Antiennes oubliées

1989

7 instruments

9 min

• Première audition : 26/05/1989, Auditorium Maurice-Ravel de l’École nationale de musique de Montreuil-sous-Bois (France) – ensemble instrumental des professeurs de l’ENM de Montreuil, dir. Daniel Chabrun.

• Premier prix du Concours international André-Jolivet 1989.

• Effectif : violon, violoncelle, flûte, saxophone en mi b, trompette, trombone et percussion.

CD « Musique de chambre » (Chamade 5638).

 

Ce septuor débute dans une sorte de nappe de brouillard, créée par l’enchevêtrement de cellules linéaires obstinées (à la flûte et au saxophone), noyées dans le halo des harmonies du vibraphone.

C’est sur ce tissu sonore que se dessine une ample phrase incantatoire de trompette exposée par bribes, phrase qui, en mourant, laisse peu à peu émerger de brefs élans énoncés au violoncelle. Progressivement, ces soubresauts haletants s’imposent dans un climat de plus en plus fébrile, dans une tessiture de plus en plus aigüe, et amènent le premier sommet d’intensité de l’œuvre.

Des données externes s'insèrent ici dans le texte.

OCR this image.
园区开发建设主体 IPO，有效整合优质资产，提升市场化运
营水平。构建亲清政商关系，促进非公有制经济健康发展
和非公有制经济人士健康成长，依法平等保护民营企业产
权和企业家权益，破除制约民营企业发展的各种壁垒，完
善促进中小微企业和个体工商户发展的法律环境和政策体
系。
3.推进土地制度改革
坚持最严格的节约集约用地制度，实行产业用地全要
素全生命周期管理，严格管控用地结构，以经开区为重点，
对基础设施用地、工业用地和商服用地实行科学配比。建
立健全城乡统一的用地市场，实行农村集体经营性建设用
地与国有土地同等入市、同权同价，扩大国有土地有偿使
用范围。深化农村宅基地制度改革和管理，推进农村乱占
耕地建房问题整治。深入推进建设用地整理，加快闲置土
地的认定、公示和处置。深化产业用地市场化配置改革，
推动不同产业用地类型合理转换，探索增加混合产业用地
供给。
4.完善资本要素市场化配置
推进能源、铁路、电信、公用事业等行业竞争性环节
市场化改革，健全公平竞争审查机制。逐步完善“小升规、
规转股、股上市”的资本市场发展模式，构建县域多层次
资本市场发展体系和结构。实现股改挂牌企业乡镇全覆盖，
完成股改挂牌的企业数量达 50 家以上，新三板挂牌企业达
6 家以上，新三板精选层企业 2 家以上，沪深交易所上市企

Après une rechute brutale et hésitante dans l’atmosphère initiale s’ouvre une seconde période où apparaît comme une lointaine réminiscence une longue mélodie aux contours d’antienne grégorienne. Mais, dès sa naissance, une thématique plus lyrique et instable, au violon, vient se superposer à cette antienne. Ces interventions du violon prennent corps sur une texture qui s’épaissit au fur et à mesure qu’elle se complexifie sur le plan harmonique ainsi que dans les alliages de timbres, entrecoupée, brisée à plusieurs reprises par des sortes d’apparitions plus vives (où le marimba domine) laissant entrevoir le troisième volet de la pièce. Un bref sommet d’intensité marque l’aboutissement de cette longue progression sous la forme d’un unisson intense et de déclamations plus lyriques des cordes, un lyrisme à peine suggéré à l’image du type d’expression choisi pour cette pièce : un matériau sans cesse en fusion d’où certains éléments s’extraient pour former des phrases ou autres gestes formels avant d’être à nouveau réintégrés dans le magma originel.

Enfin, le dernier volet de la pièce, tout en semblant reprendre les éléments qui animaient la première partie, demeurera plus instable – sillonné de brefs élans du violoncelle rapidement étouffés – plus rythmique aussi, avec cet ostinato en notes répétées au marimba, et laissera réapparaître, dans une longue désagrégation finale de tous les éléments, cette mélodie de plain-chant. Et c’est cette sorte de chœur lointain qui clora dans un long diminuendo ce poème dans lequel tout semble suggéré mais ne prendra réellement forme que dans les pièces qui suivront.